Avoiding paying more than you need to in interest rates and keeping loan repayments as low as possible is the secret to staying on top of your personal finances, according to This is Money. With that in mind, it may be time to start looking for a new loan or mortgage.
Find a New Mortgage
Currently, 4 million home-owners are paying a standard variable rate (SVR); this is what mortgages revert to when a fixed-term deal ends. If you are paying a SVR, chances are you could benefit from a new mortgage. SVRs often have high interest rates and little security, as banks can change the rates whenever they wish. Predictability is important when managing personal finances and, with low interest rates and banks willing to lend, finding a deal that suits your situation is not as difficult as you may expect.
Do The Sums
If you are looking for a new mortgage it can be tempting to simply look for the mortgage with the lowest rates, but depending on the size of your mortgage this might not be the best course of action.
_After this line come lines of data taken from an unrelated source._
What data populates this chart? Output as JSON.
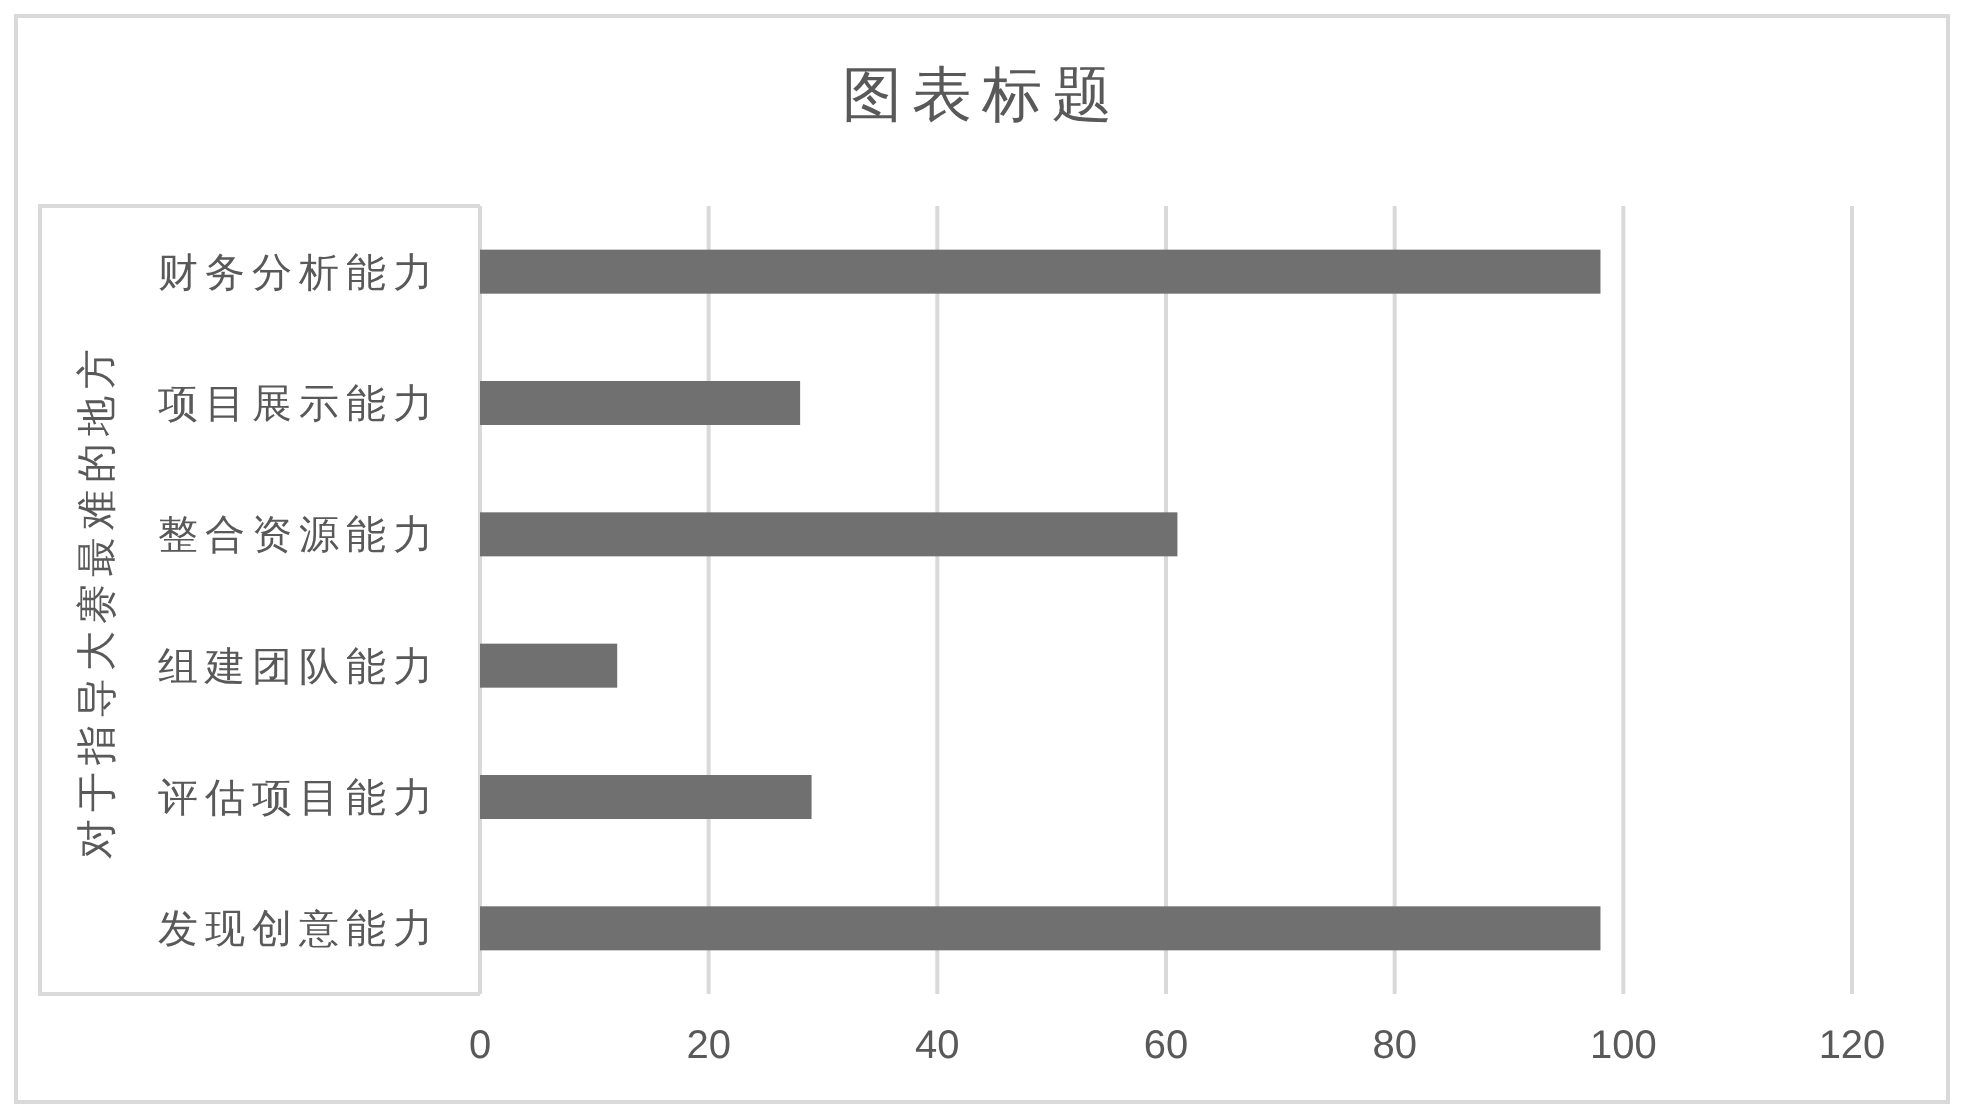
{
  "chart_data": {
    "type": "bar",
    "orientation": "horizontal",
    "title": "图表标题",
    "ylabel": "对于指导大赛最难的地方",
    "categories": [
      "财务分析能力",
      "项目展示能力",
      "整合资源能力",
      "组建团队能力",
      "评估项目能力",
      "发现创意能力"
    ],
    "values": [
      98,
      28,
      61,
      12,
      29,
      98
    ],
    "color": "#707070",
    "xlim": [
      0,
      120
    ],
    "xticks": [
      0,
      20,
      40,
      60,
      80,
      100,
      120
    ],
    "grid": "x"
  }
}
Try to look beyond interest rates and take into account the arrangement fee, especially if you are opting for a two or three-year mortgage deal. An arrangement fee can cost you hundreds of pounds and makes little sense to be paying this every two or three years. A general rule is that the size of your mortgage decides what kind of deal you should opt for. If your mortgage is £120,000 or less you should look for a deal with higher rates and a lower arrangement fee. If your mortgage is £250,000 or higher you should look for a deal that gives you the best possible interest rates for a slightly higher arrangement fee.